Gesù ci dona anche oggi il suo Spirito – come l’effusione di una nuova Pentecoste – perché abbiamo bisogno di ritrovare la consapevolezza di essere parte attiva nella vita della città.
Abitare significa “stare con Gesù nella città” e riscoprire nell’incontro con lui la sorgente e il compimento del nostro impegno di trasformare, secondo le leggi dell’amore, le strutture sociali, economiche e politiche del nostro tempo.
Il cattolicesimo come “religione di popolo” non ha mai faticato a vivere l’immersione nel territorio attraverso una presenza solidale, gomito a gomito con tutte le persone, specie quelle più fragili. Istituzioni, strutture, enti, opere assistenziali ed educative sono segni incarnati della risposta al Vangelo.
Per il Papa chi incontra il Vangelo “entra in un fiume di gioia” [Evangelii Gaudium, 5], nel fiume di un Dio che seduce ancora proprio perché parla il linguaggio della gioia, un Dio autorizzato a proporsi all’uomo perché promette pienezza di vita, incremento di umano, accrescimento di gioia.
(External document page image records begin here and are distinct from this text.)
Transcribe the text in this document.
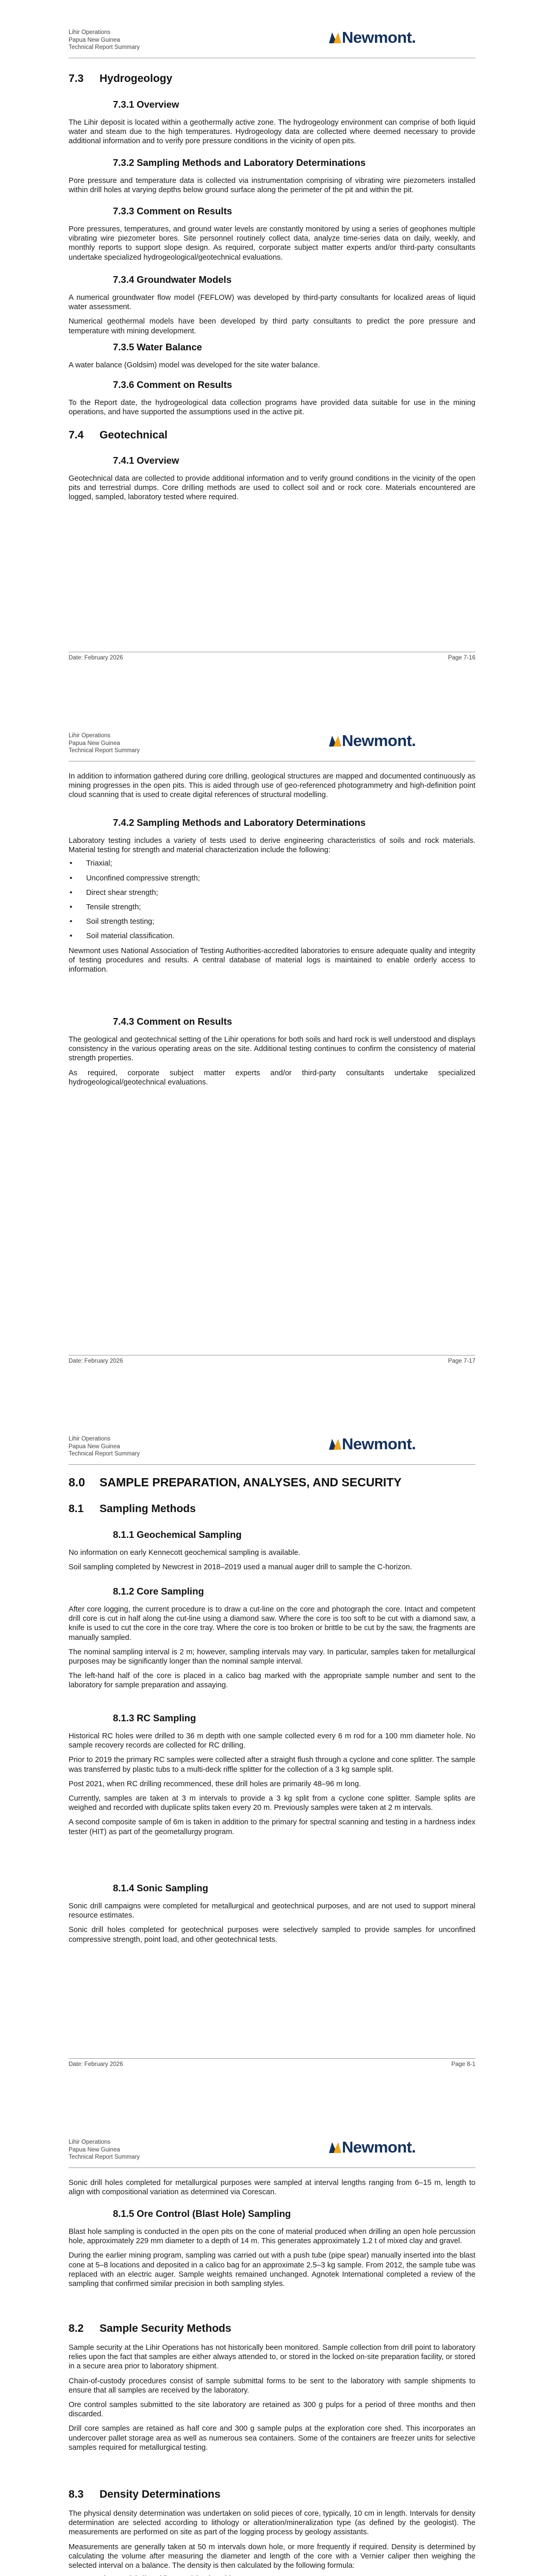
Lihir Operations
Papua New Guinea
Technical Report Summary
Newmont.
7.3 Hydrogeology
7.3.1 Overview

The Lihir deposit is located within a geothermally active zone. The hydrogeology environment can comprise of both liquid water and steam due to the high temperatures. Hydrogeology data are collected where deemed necessary to provide additional information and to verify pore pressure conditions in the vicinity of open pits.

7.3.2 Sampling Methods and Laboratory Determinations

Pore pressure and temperature data is collected via instrumentation comprising of vibrating wire piezometers installed within drill holes at varying depths below ground surface along the perimeter of the pit and within the pit.

7.3.3 Comment on Results

Pore pressures, temperatures, and ground water levels are constantly monitored by using a series of geophones multiple vibrating wire piezometer bores. Site personnel routinely collect data, analyze time-series data on daily, weekly, and monthly reports to support slope design. As required, corporate subject matter experts and/or third-party consultants undertake specialized hydrogeological/geotechnical evaluations.

7.3.4 Groundwater Models

A numerical groundwater flow model (FEFLOW) was developed by third-party consultants for localized areas of liquid water assessment.

Numerical geothermal models have been developed by third party consultants to predict the pore pressure and temperature with mining development.

7.3.5 Water Balance

A water balance (Goldsim) model was developed for the site water balance.

7.3.6 Comment on Results

To the Report date, the hydrogeological data collection programs have provided data suitable for use in the mining operations, and have supported the assumptions used in the active pit.

7.4 Geotechnical
7.4.1 Overview

Geotechnical data are collected to provide additional information and to verify ground conditions in the vicinity of the open pits and terrestrial dumps. Core drilling methods are used to collect soil and or rock core. Materials encountered are logged, sampled, laboratory tested where required.

Date: February 2026	Page 7-16
Lihir Operations
Papua New Guinea
Technical Report Summary
Newmont.

In addition to information gathered during core drilling, geological structures are mapped and documented continuously as mining progresses in the open pits. This is aided through use of geo-referenced photogrammetry and high-definition point cloud scanning that is used to create digital references of structural modelling.

7.4.2 Sampling Methods and Laboratory Determinations

Laboratory testing includes a variety of tests used to derive engineering characteristics of soils and rock materials. Material testing for strength and material characterization include the following:

• Triaxial;
• Unconfined compressive strength;
• Direct shear strength;
• Tensile strength;
• Soil strength testing;
• Soil material classification.

Newmont uses National Association of Testing Authorities-accredited laboratories to ensure adequate quality and integrity of testing procedures and results. A central database of material logs is maintained to enable orderly access to information.

7.4.3 Comment on Results

The geological and geotechnical setting of the Lihir operations for both soils and hard rock is well understood and displays consistency in the various operating areas on the site. Additional testing continues to confirm the consistency of material strength properties.

As required, corporate subject matter experts and/or third-party consultants undertake specialized hydrogeological/geotechnical evaluations.

Date: February 2026	Page 7-17
Lihir Operations
Papua New Guinea
Technical Report Summary
Newmont.
8.0 SAMPLE PREPARATION, ANALYSES, AND SECURITY
8.1 Sampling Methods
8.1.1 Geochemical Sampling

No information on early Kennecott geochemical sampling is available.

Soil sampling completed by Newcrest in 2018–2019 used a manual auger drill to sample the C-horizon.

8.1.2 Core Sampling

After core logging, the current procedure is to draw a cut-line on the core and photograph the core. Intact and competent drill core is cut in half along the cut-line using a diamond saw. Where the core is too soft to be cut with a diamond saw, a knife is used to cut the core in the core tray. Where the core is too broken or brittle to be cut by the saw, the fragments are manually sampled.

The nominal sampling interval is 2 m; however, sampling intervals may vary. In particular, samples taken for metallurgical purposes may be significantly longer than the nominal sample interval.

The left-hand half of the core is placed in a calico bag marked with the appropriate sample number and sent to the laboratory for sample preparation and assaying.

8.1.3 RC Sampling

Historical RC holes were drilled to 36 m depth with one sample collected every 6 m rod for a 100 mm diameter hole. No sample recovery records are collected for RC drilling.

Prior to 2019 the primary RC samples were collected after a straight flush through a cyclone and cone splitter. The sample was transferred by plastic tubs to a multi-deck riffle splitter for the collection of a 3 kg sample split.

Post 2021, when RC drilling recommenced, these drill holes are primarily 48–96 m long.

Currently, samples are taken at 3 m intervals to provide a 3 kg split from a cyclone cone splitter. Sample splits are weighed and recorded with duplicate splits taken every 20 m. Previously samples were taken at 2 m intervals.

A second composite sample of 6m is taken in addition to the primary for spectral scanning and testing in a hardness index tester (HIT) as part of the geometallurgy program.

8.1.4 Sonic Sampling

Sonic drill campaigns were completed for metallurgical and geotechnical purposes, and are not used to support mineral resource estimates.

Sonic drill holes completed for geotechnical purposes were selectively sampled to provide samples for unconfined compressive strength, point load, and other geotechnical tests.

Date: February 2026	Page 8-1
Lihir Operations
Papua New Guinea
Technical Report Summary
Newmont.

Sonic drill holes completed for metallurgical purposes were sampled at interval lengths ranging from 6–15 m, length to align with compositional variation as determined via Corescan.

8.1.5 Ore Control (Blast Hole) Sampling

Blast hole sampling is conducted in the open pits on the cone of material produced when drilling an open hole percussion hole, approximately 229 mm diameter to a depth of 14 m. This generates approximately 1.2 t of mixed clay and gravel.

During the earlier mining program, sampling was carried out with a push tube (pipe spear) manually inserted into the blast cone at 5–8 locations and deposited in a calico bag for an approximate 2.5–3 kg sample. From 2012, the sample tube was replaced with an electric auger. Sample weights remained unchanged. Agnotek International completed a review of the sampling that confirmed similar precision in both sampling styles.

8.2 Sample Security Methods

Sample security at the Lihir Operations has not historically been monitored. Sample collection from drill point to laboratory relies upon the fact that samples are either always attended to, or stored in the locked on-site preparation facility, or stored in a secure area prior to laboratory shipment.

Chain-of-custody procedures consist of sample submittal forms to be sent to the laboratory with sample shipments to ensure that all samples are received by the laboratory.

Ore control samples submitted to the site laboratory are retained as 300 g pulps for a period of three months and then discarded.

Drill core samples are retained as half core and 300 g sample pulps at the exploration core shed. This incorporates an undercover pallet storage area as well as numerous sea containers. Some of the containers are freezer units for selective samples required for metallurgical testing.

8.3 Density Determinations

The physical density determination was undertaken on solid pieces of core, typically, 10 cm in length. Intervals for density determination are selected according to lithology or alteration/mineralization type (as defined by the geologist). The measurements are performed on site as part of the logging process by geology assistants.

Measurements are generally taken at 50 m intervals down hole, or more frequently if required. Density is determined by calculating the volume after measuring the diameter and length of the core with a Vernier caliper then weighing the selected interval on a balance. The density is then calculated by the following formula:

•
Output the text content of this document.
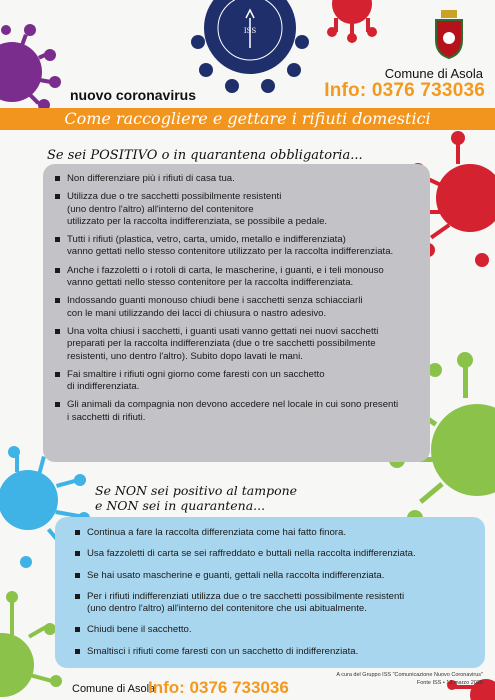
ISS
nuovo coronavirus
Comune di Asola
Info: 0376 733036
Come raccogliere e gettare i rifiuti domestici
Se sei POSITIVO o in quarantena obbligatoria...
Non differenziare più i rifiuti di casa tua.
Utilizza due o tre sacchetti possibilmente resistenti
(uno dentro l'altro) all'interno del contenitore
utilizzato per la raccolta indifferenziata, se possibile a pedale.
Tutti i rifiuti (plastica, vetro, carta, umido, metallo e indifferenziata)
vanno gettati nello stesso contenitore utilizzato per la raccolta indifferenziata.
Anche i fazzoletti o i rotoli di carta, le mascherine, i guanti, e i teli monouso
vanno gettati nello stesso contenitore per la raccolta indifferenziata.
Indossando guanti monouso chiudi bene i sacchetti senza schiacciarli
con le mani utilizzando dei lacci di chiusura o nastro adesivo.
Una volta chiusi i sacchetti, i guanti usati vanno gettati nei nuovi sacchetti
preparati per la raccolta indifferenziata (due o tre sacchetti possibilmente
resistenti, uno dentro l'altro). Subito dopo lavati le mani.
Fai smaltire i rifiuti ogni giorno come faresti con un sacchetto
di indifferenziata.
Gli animali da compagnia non devono accedere nel locale in cui sono presenti
i sacchetti di rifiuti.
Se NON sei positivo al tampone
e NON sei in quarantena...
Continua a fare la raccolta differenziata come hai fatto finora.
Usa fazzoletti di carta se sei raffreddato e buttali nella raccolta indifferenziata.
Se hai usato mascherine e guanti, gettali nella raccolta indifferenziata.
Per i rifiuti indifferenziati utilizza due o tre sacchetti possibilmente resistenti
(uno dentro l'altro) all'interno del contenitore che usi abitualmente.
Chiudi bene il sacchetto.
Smaltisci i rifiuti come faresti con un sacchetto di indifferenziata.
A cura del Gruppo ISS "Comunicazione Nuovo Coronavirus"
Fonte ISS • 13 marzo 2020
Comune di Asola
Info: 0376 733036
È tempo, ormai, per tutti i cristiani di imparare a parlare non del dovere, ma del piacere di credere.
Eppure, nelle attuali veloci trasformazioni, e in qualche caso anche a seguito degli scandali, corriamo il rischio di perdere l’entusiasmo della fede, la presenza capillare, la vicinanza a tutte le situazioni di bisogno, la forza di inscrivere nel mondo il segno dell’amore che salva.
Occorre, allora, radicarsi nella convinzione ed assumerci responsabilmente l’impegno di continuare ad essere una “Chiesa di popolo” dentro le trasformazioni demografiche, sociali e culturali che il Paese sta ancora attraversando (ad esempio con la fatica a generare e ad educare i figli; con una immigrazione massiva che produce importanti metamorfosi nel tessuto sociale; con una trasformazione degli stili di vita che ci allontana dalla condivisione con i poveri e indebolisce i legami sociali), non moltiplicando azioni o programmi di promozione ed assistenza, ma tenendo viva un’attenzione al fratello e ripensando insieme – se occorre – i nostri stessi modelli dell’abitare, del trascorrere il tempo libero, del festeggiare, del condividere…
Sono solo sogni? Come ci ricorda il beato Papa Paolo VI, quando parliamo di costruire la “civiltà dell’amore” non sogniamo, perché gli ideali, se autentici, se umani, non sono sogni: sono doveri. Specialmente per noi cristiani.